That has been the scene of battle after battle throughout the millennia, throughout the generations.  It was in the Valley of Megiddo that Barak and Deborah conquered Sisera [Judges 4:1-24].  It was in that same Valley of Armageddon that Gideon defeated the Midianites [Judges 7:1-24].  It was in that same Valley of Armageddon that Saul and Jonathan were slain by the Philistines [1 Samuel 31:2-6].  It was in that same Armageddon that Jehu slew Ahaziah, the king of Judah and the grandson of Jezebel [2 Kings 9:27].  It was in that same valley that Josiah took his little army to stop the northward progress of Pharaoh Necho and the Egyptians—and Josiah was slain [2 Chronicles 35:20-24].  It was in that same valley that the great memorable lamentation of Jeremiah and the people of Israel was heard at Hadadrimmon in the Valley of Megiddo [2 Chronicles 35:25; Zechariah 12:11].  It is in that valley that, through the ages since, that wars have been fought: the Druse, the Turks, even a campaign of Napoleon Bonaparte.  And today, we see a fulfillment of this prophecy in the gathering of the armies and the navies together around that part of the Middle East, in the heart of which is “Har Megiddo”: har, “mountain of,” Megiddo; the name of that town on the top of that hill, “Armageddon.”
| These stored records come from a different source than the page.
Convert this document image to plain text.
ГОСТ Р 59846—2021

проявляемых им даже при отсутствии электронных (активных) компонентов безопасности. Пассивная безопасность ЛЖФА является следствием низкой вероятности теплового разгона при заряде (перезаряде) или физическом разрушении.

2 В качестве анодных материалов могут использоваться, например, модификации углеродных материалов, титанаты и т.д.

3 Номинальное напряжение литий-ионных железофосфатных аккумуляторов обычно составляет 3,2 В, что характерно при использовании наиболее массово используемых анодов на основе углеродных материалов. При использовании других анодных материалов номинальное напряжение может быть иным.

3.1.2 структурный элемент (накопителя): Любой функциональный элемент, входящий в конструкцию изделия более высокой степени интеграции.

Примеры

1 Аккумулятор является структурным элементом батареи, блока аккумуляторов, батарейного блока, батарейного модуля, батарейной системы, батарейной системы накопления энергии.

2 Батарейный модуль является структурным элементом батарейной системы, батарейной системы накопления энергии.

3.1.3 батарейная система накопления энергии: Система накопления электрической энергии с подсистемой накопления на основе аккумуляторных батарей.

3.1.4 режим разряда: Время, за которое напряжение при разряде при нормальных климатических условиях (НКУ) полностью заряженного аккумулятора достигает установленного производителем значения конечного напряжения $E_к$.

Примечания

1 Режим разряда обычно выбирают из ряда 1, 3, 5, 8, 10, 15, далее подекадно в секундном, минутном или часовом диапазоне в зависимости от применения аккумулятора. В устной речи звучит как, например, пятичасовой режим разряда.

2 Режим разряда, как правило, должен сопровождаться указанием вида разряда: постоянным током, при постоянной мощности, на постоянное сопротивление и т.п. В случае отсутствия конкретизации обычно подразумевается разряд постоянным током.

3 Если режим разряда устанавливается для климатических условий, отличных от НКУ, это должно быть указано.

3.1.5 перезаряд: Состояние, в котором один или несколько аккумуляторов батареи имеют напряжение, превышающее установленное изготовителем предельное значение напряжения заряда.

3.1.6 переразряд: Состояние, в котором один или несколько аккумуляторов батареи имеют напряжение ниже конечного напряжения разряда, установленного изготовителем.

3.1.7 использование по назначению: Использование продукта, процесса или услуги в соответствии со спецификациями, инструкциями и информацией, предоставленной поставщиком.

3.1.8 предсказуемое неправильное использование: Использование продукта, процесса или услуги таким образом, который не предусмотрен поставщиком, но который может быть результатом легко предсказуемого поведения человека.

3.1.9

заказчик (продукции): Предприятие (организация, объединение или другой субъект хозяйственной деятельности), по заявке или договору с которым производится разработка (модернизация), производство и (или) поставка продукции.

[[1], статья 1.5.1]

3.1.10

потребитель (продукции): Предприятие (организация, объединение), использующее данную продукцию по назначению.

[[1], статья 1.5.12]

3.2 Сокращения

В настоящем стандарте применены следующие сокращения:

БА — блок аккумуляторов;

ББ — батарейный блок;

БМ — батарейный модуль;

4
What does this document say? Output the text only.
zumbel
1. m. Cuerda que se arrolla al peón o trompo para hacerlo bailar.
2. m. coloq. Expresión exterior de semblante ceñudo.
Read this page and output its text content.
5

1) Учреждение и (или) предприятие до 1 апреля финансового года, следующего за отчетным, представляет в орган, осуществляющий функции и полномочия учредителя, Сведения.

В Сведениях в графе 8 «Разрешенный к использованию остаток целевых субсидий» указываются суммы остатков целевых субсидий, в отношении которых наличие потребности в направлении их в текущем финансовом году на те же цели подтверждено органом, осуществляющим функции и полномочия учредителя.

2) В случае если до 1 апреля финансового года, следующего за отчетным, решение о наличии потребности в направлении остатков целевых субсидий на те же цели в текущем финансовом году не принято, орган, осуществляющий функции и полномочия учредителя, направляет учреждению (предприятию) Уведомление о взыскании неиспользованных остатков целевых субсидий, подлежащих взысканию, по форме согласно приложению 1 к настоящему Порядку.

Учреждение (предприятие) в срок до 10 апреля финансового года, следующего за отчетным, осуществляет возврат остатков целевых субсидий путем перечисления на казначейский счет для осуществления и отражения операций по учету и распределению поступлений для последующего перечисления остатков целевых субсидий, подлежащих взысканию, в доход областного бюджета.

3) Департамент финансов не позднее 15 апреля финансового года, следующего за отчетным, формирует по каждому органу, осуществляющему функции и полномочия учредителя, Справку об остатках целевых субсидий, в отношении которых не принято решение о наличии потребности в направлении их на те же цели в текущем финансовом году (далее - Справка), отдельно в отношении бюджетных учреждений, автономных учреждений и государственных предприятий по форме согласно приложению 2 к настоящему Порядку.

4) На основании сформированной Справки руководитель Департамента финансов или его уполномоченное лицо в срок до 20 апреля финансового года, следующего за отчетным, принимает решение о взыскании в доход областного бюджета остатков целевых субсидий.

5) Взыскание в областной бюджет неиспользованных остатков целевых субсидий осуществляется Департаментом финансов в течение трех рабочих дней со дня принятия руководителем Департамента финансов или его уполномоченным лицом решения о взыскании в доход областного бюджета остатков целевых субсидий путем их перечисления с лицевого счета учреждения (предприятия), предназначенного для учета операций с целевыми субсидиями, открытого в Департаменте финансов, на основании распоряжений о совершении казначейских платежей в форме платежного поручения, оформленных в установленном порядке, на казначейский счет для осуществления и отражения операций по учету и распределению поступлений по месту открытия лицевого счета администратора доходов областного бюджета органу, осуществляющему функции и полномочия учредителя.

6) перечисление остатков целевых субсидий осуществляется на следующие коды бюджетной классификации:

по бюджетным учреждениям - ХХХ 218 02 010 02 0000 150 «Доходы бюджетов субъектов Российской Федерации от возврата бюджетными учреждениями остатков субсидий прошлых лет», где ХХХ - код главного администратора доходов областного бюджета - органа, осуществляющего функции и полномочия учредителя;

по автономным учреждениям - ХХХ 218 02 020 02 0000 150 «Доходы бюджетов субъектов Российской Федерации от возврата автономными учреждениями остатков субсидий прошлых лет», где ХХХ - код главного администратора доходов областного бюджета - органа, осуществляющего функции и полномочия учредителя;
I lectured one time on top of Armageddon for about two hours.  And all through those two hours, those Phantom jets that the United States had given to Israel were roaring overhead, and the thunderous sound of those jets breaking the [sound] barrier sounded to me as though the very end of the world had come.  In the current issue of Newsweek magazine, I tore out this leaf.  There is an article in there of the tremendous world military naval buildup around Armageddon, and on this side is a map.  Up here to the north of Armageddon are the troops of the Soviet republics, and it numbers their men by the thousands, their airfields.  Over here, swinging in a big circle, the United States is building two air bases for the Israeli air force.  Swinging around, twelve United States F-4 fighters arrived this month for a ninety-day joint exercises with Egyptian air forces.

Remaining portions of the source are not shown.